This is a subject we’ve tackled here before, but as more and more states approve either medical or recreational marijuana use it’s going to keep coming up. If people can legally partake in the use of the drug, how does law enforcement deal with suspected impaired drivers? There may be similar issues for people attempting to drive while drunk or stoned, but the medical science behind determining who is “too high” is far behind our ability to supposedly detect who is “too drunk” to drive. Massachusetts tasked a state commission with coming up with an answer and it doesn’t look like they’ve done a very good job. (Boston Globe)
Drivers suspected of being high who refuse police demands to take a drug test should lose their license for six months, the same penalty as alleged drunk drivers who decline a breathalyzer, a state commission on impaired driving said Friday.
Motorists who show signs of drug impairment should face an automatic license suspension if they refuse a blood test, a saliva test, or a 12-step evaluation that includes a urine test, the commission decided.
“I don’t think it’s unreasonable to say to [an allegedly impaired] driver, ‘If you want the privilege of driving in Massachusetts, you have to participate in a noninvasive test,’ ” said John Scheft, an attorney appointed by Attorney General Maura Healey.
This is no different than the rules for drunk driving arrests in the majority of states. The commission is suggesting that if a police officer believes you’ve shown signs of being impaired and you refuse to take some sort of screening test for marijuana use, you should automatically have your license suspended for six months.
The problem, as the commission noted in its findings, is that there is no medical test available to measure the amount of THC in your body and correlate that to how stoned you are and how impaired you might be. Further, scientists working in that field believe it will be anywhere from three to five years before such a test might be on the market.
The bottom line here is that marijuana stays in your system for weeks or months but you may only be stoned enough to be impaired for a few hours, depending on how much you’ve put in our system. So you could be completely sober and still “fail” a blood or saliva test for THC. If you had a moment of distraction, were a bit sleepy or for any other reason allowed your car to weave over the centerline for a moment, the police could ask you to take a test that you know you would fail. If you refuse, your license may be gone for six months without having done anything illegal.

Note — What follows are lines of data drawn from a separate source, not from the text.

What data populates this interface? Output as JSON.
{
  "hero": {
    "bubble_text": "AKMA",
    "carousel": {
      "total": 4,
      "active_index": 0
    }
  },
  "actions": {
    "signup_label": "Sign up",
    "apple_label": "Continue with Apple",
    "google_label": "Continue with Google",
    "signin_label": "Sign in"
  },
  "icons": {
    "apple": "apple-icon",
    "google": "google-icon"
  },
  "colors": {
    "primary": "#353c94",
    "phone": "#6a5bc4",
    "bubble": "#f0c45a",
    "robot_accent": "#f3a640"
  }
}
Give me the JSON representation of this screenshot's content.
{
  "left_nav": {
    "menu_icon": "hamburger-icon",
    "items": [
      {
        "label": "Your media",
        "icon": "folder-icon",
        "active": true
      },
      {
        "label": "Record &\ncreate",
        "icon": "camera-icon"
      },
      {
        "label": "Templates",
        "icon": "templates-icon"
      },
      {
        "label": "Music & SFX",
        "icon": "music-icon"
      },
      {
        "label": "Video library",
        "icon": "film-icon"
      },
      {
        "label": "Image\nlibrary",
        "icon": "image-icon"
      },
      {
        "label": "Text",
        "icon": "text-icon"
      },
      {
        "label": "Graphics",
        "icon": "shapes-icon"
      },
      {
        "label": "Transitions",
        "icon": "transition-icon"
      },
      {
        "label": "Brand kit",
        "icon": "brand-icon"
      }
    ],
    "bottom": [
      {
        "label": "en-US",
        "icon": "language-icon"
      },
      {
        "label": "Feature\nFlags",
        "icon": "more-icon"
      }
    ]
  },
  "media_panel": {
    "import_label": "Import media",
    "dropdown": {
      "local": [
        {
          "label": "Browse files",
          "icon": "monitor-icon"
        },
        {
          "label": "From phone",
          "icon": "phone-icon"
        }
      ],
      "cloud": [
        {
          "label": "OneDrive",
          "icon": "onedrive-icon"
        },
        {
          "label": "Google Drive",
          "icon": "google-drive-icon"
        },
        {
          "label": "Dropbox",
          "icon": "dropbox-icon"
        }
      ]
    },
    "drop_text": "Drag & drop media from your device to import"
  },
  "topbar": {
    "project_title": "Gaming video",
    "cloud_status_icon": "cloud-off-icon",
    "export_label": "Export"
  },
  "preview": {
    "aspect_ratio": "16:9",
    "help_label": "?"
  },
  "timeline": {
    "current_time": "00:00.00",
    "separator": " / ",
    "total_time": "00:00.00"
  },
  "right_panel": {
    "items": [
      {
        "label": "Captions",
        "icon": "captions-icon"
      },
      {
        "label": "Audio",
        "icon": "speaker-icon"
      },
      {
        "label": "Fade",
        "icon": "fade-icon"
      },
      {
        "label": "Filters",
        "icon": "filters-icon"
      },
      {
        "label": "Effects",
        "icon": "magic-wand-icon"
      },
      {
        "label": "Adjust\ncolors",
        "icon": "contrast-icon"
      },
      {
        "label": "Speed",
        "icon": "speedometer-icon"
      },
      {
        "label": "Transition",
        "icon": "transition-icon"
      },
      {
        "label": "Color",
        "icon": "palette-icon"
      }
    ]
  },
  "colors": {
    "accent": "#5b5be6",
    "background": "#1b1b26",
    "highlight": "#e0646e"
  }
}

The commission is saying they recognize this fact, but the refusal to take a screening test would only be “one of several factors” the court would consider. Pardon me if that doesn’t sound very comforting to the person who has an overworked public defender representing them in court. This is a complicated issue and we definitely don’t want totally stoned people operating a vehicle any more than blind drunk drivers. But this doesn’t sound like a solution that should stand up in court if someone challenges it.